Tatuaggi per raccontare la vita
In Marocco il tatuaggio era vissuto come un segno fondamentale per ogni rito di passaggio, un marchio inciso sulla pelle per non dimenticare ed assicurare buona sorte. La maggior parte di essi, infatti, non nasconde tanto “vessilli di tribù“, quanto più segnali di fertilità e fortuna, oltre che, naturalmente, la storia di chi li porta.

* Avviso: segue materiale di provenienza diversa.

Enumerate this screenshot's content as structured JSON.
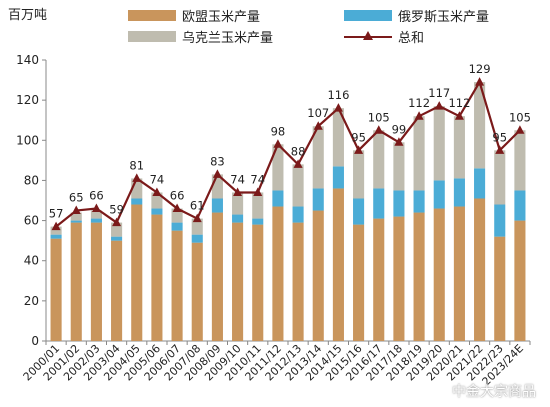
{
  "unit_label": "百万吨",
  "watermark": "中金大宗商品",
  "legend": {
    "eu": "欧盟玉米产量",
    "ru": "俄罗斯玉米产量",
    "ua": "乌克兰玉米产量",
    "total": "总和"
  },
  "colors": {
    "eu": "#c9955c",
    "ru": "#4bacd6",
    "ua": "#bfbcaf",
    "total": "#7b1a1a",
    "axis": "#888888"
  },
  "chart_data": {
    "type": "bar",
    "stacked": true,
    "categories": [
      "2000/01",
      "2001/02",
      "2002/03",
      "2003/04",
      "2004/05",
      "2005/06",
      "2006/07",
      "2007/08",
      "2008/09",
      "2009/10",
      "2010/11",
      "2011/12",
      "2012/13",
      "2013/14",
      "2014/15",
      "2015/16",
      "2016/17",
      "2017/18",
      "2018/19",
      "2019/20",
      "2020/21",
      "2021/22",
      "2022/23",
      "2023/24E"
    ],
    "series": [
      {
        "name": "欧盟玉米产量",
        "key": "eu",
        "values": [
          51,
          59,
          59,
          50,
          68,
          63,
          55,
          49,
          64,
          59,
          58,
          67,
          59,
          65,
          76,
          58,
          61,
          62,
          64,
          66,
          67,
          71,
          52,
          60
        ]
      },
      {
        "name": "俄罗斯玉米产量",
        "key": "ru",
        "values": [
          2,
          1,
          2,
          2,
          3,
          3,
          4,
          4,
          7,
          4,
          3,
          8,
          8,
          11,
          11,
          13,
          15,
          13,
          11,
          14,
          14,
          15,
          16,
          15
        ]
      },
      {
        "name": "乌克兰玉米产量",
        "key": "ua",
        "values": [
          4,
          4,
          4,
          7,
          10,
          8,
          7,
          8,
          12,
          11,
          13,
          23,
          21,
          31,
          29,
          24,
          29,
          24,
          37,
          37,
          31,
          43,
          27,
          30
        ]
      }
    ],
    "line": {
      "name": "总和",
      "key": "total",
      "values": [
        57,
        65,
        66,
        59,
        81,
        74,
        66,
        61,
        83,
        74,
        74,
        98,
        88,
        107,
        116,
        95,
        105,
        99,
        112,
        117,
        112,
        129,
        95,
        105
      ]
    },
    "ylim": [
      0,
      140
    ],
    "yticks": [
      0,
      20,
      40,
      60,
      80,
      100,
      120,
      140
    ],
    "grid": false,
    "legend_position": "top"
  }
}
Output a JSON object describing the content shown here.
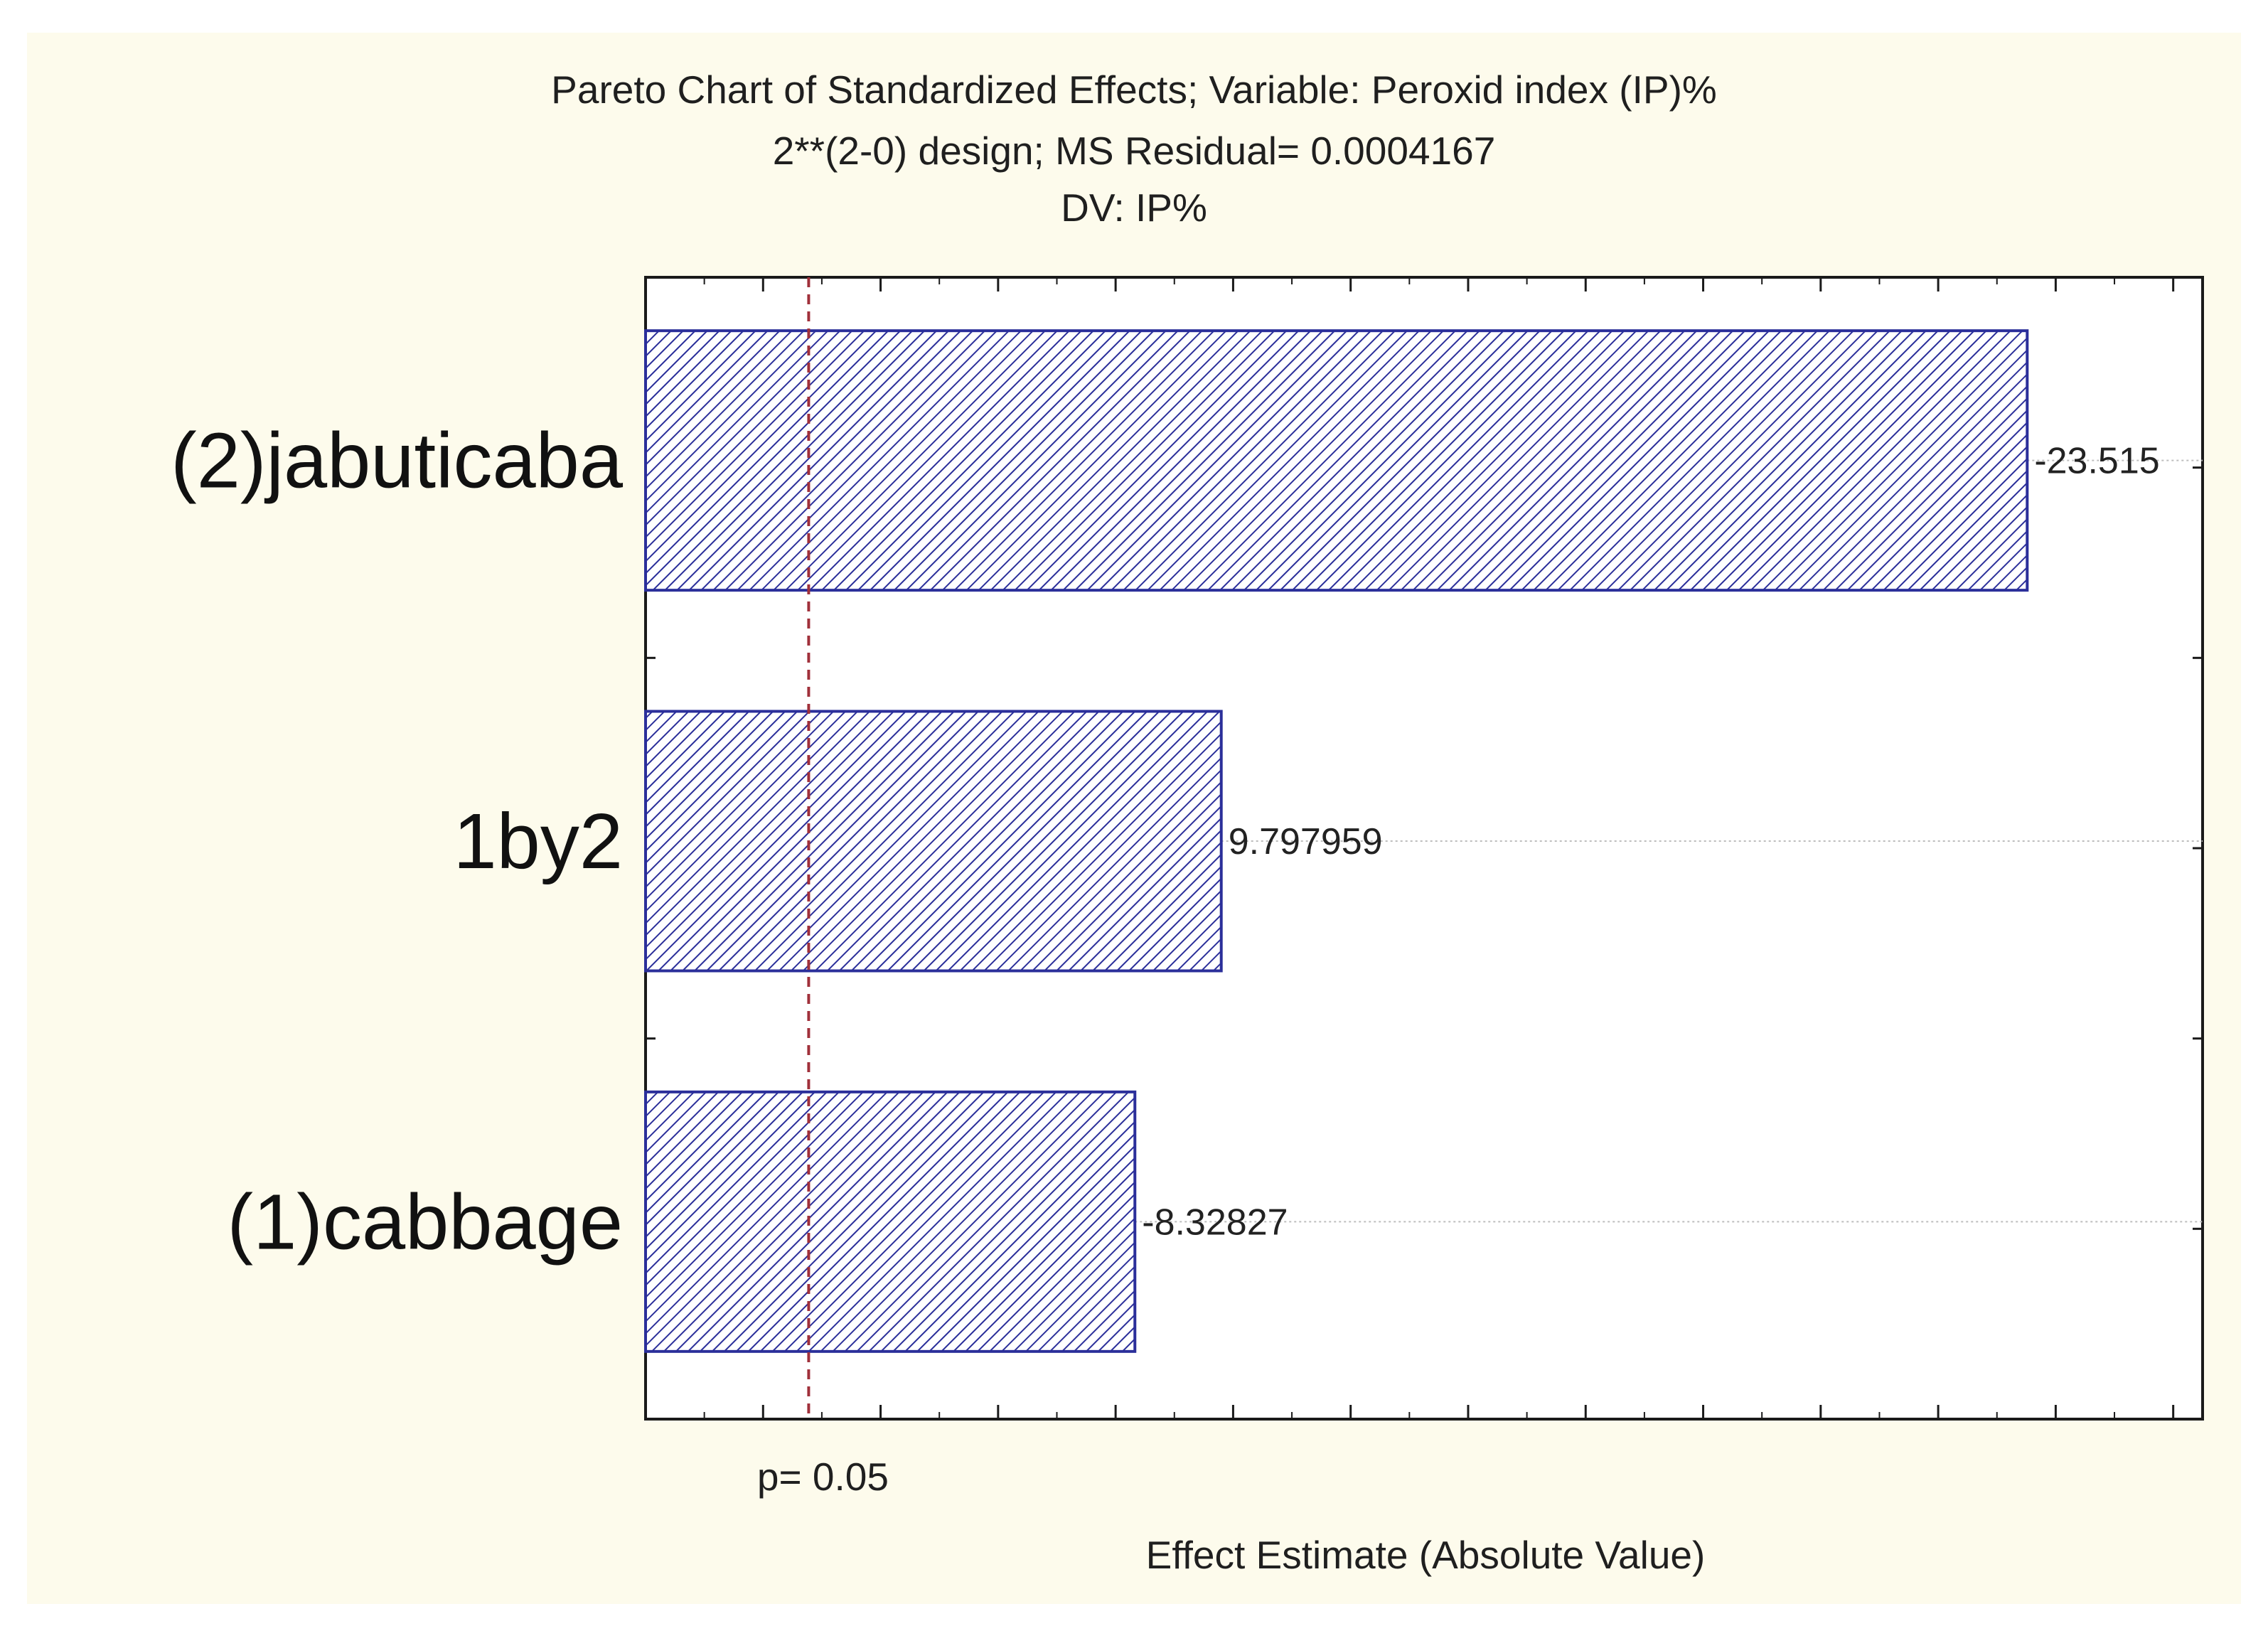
{
  "figure": {
    "title": "Pareto Chart of Standardized Effects; Variable: Peroxid index (IP)%",
    "subtitle_design": "2**(2-0) design; MS Residual= 0.0004167",
    "subtitle_dv": "DV: IP%",
    "xlabel": "Effect Estimate (Absolute Value)",
    "reference_label": "p= 0.05"
  },
  "colors": {
    "bar_stroke": "#2b2f9a",
    "hatch": "#2b2f9a",
    "reference_line": "#a0303a",
    "background": "#fdfbec",
    "plot_bg": "#ffffff"
  },
  "chart_data": {
    "type": "bar",
    "orientation": "horizontal",
    "title": "Pareto Chart of Standardized Effects; Variable: Peroxid index (IP)%",
    "xlabel": "Effect Estimate (Absolute Value)",
    "ylabel": "",
    "categories": [
      "(2)jabuticaba",
      "1by2",
      "(1)cabbage"
    ],
    "values": [
      23.515,
      9.797959,
      8.32827
    ],
    "value_labels": [
      "-23.515",
      "9.797959",
      "-8.32827"
    ],
    "xlim": [
      0,
      26.5
    ],
    "reference_line": {
      "value": 2.776,
      "label": "p= 0.05"
    },
    "major_ticks": [
      2,
      4,
      6,
      8,
      10,
      12,
      14,
      16,
      18,
      20,
      22,
      24,
      26
    ],
    "grid": false
  }
}
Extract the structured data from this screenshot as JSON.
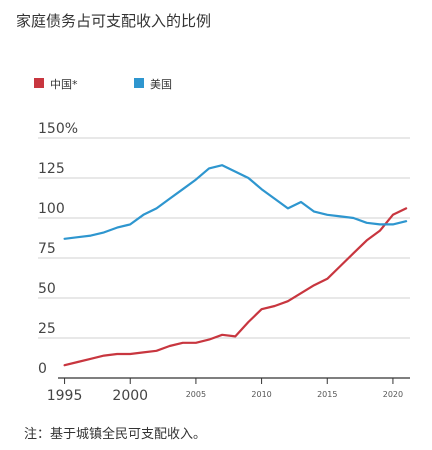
{
  "chart_data": {
    "type": "line",
    "title": "家庭债务占可支配收入的比例",
    "note": "注：基于城镇全民可支配收入。",
    "ylim": [
      0,
      150
    ],
    "xlim": [
      1994.5,
      2021.3
    ],
    "y_ticks": [
      {
        "value": 0,
        "label": "0"
      },
      {
        "value": 25,
        "label": "25"
      },
      {
        "value": 50,
        "label": "50"
      },
      {
        "value": 75,
        "label": "75"
      },
      {
        "value": 100,
        "label": "100"
      },
      {
        "value": 125,
        "label": "125"
      },
      {
        "value": 150,
        "label": "150%"
      }
    ],
    "x_ticks": [
      {
        "value": 1995,
        "label": "1995",
        "size": "major"
      },
      {
        "value": 2000,
        "label": "2000",
        "size": "major"
      },
      {
        "value": 2005,
        "label": "2005",
        "size": "minor"
      },
      {
        "value": 2010,
        "label": "2010",
        "size": "minor"
      },
      {
        "value": 2015,
        "label": "2015",
        "size": "minor"
      },
      {
        "value": 2020,
        "label": "2020",
        "size": "minor"
      }
    ],
    "grid": true,
    "legend": "top-left",
    "series": [
      {
        "name": "中国*",
        "color": "#c8363f",
        "x": [
          1995,
          1996,
          1997,
          1998,
          1999,
          2000,
          2001,
          2002,
          2003,
          2004,
          2005,
          2006,
          2007,
          2008,
          2009,
          2010,
          2011,
          2012,
          2013,
          2014,
          2015,
          2016,
          2017,
          2018,
          2019,
          2020,
          2021
        ],
        "values": [
          8,
          10,
          12,
          14,
          15,
          15,
          16,
          17,
          20,
          22,
          22,
          24,
          27,
          26,
          35,
          43,
          45,
          48,
          53,
          58,
          62,
          70,
          78,
          86,
          92,
          102,
          106
        ]
      },
      {
        "name": "美国",
        "color": "#2e96cf",
        "x": [
          1995,
          1996,
          1997,
          1998,
          1999,
          2000,
          2001,
          2002,
          2003,
          2004,
          2005,
          2006,
          2007,
          2008,
          2009,
          2010,
          2011,
          2012,
          2013,
          2014,
          2015,
          2016,
          2017,
          2018,
          2019,
          2020,
          2021
        ],
        "values": [
          87,
          88,
          89,
          91,
          94,
          96,
          102,
          106,
          112,
          118,
          124,
          131,
          133,
          129,
          125,
          118,
          112,
          106,
          110,
          104,
          102,
          101,
          100,
          97,
          96,
          96,
          98
        ]
      }
    ]
  }
}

Tradizionalmente, infatti, ci si tatuava una volta raggiunta la pubertà, al matrimonio e a causa, magari, di un lutto. Non solo però, esso era associato alla maggior parte degli eventi che “meritavano una protezione” tanto che, paradossalmente, con l’arrivo dei francesi molte si tatuarono per difendersi da stupri. La pratica era estremamente comune, tanto che esistevano donne che tatuavano di professione, spostandosi continuamente di villaggio in villaggio. All’epoca, naturalmente, non esistevano particolari tinture, tanto che l’inchiostro era ricavato solitamente dalla linfa delle fogli di fagiolo, unito poi ad altre sostanze. Fortunatamente, con la riscoperta delle radici amazigh in molti si stanno interessando al tema, facendo sì che la memoria di queste pratiche non venga dimenticata.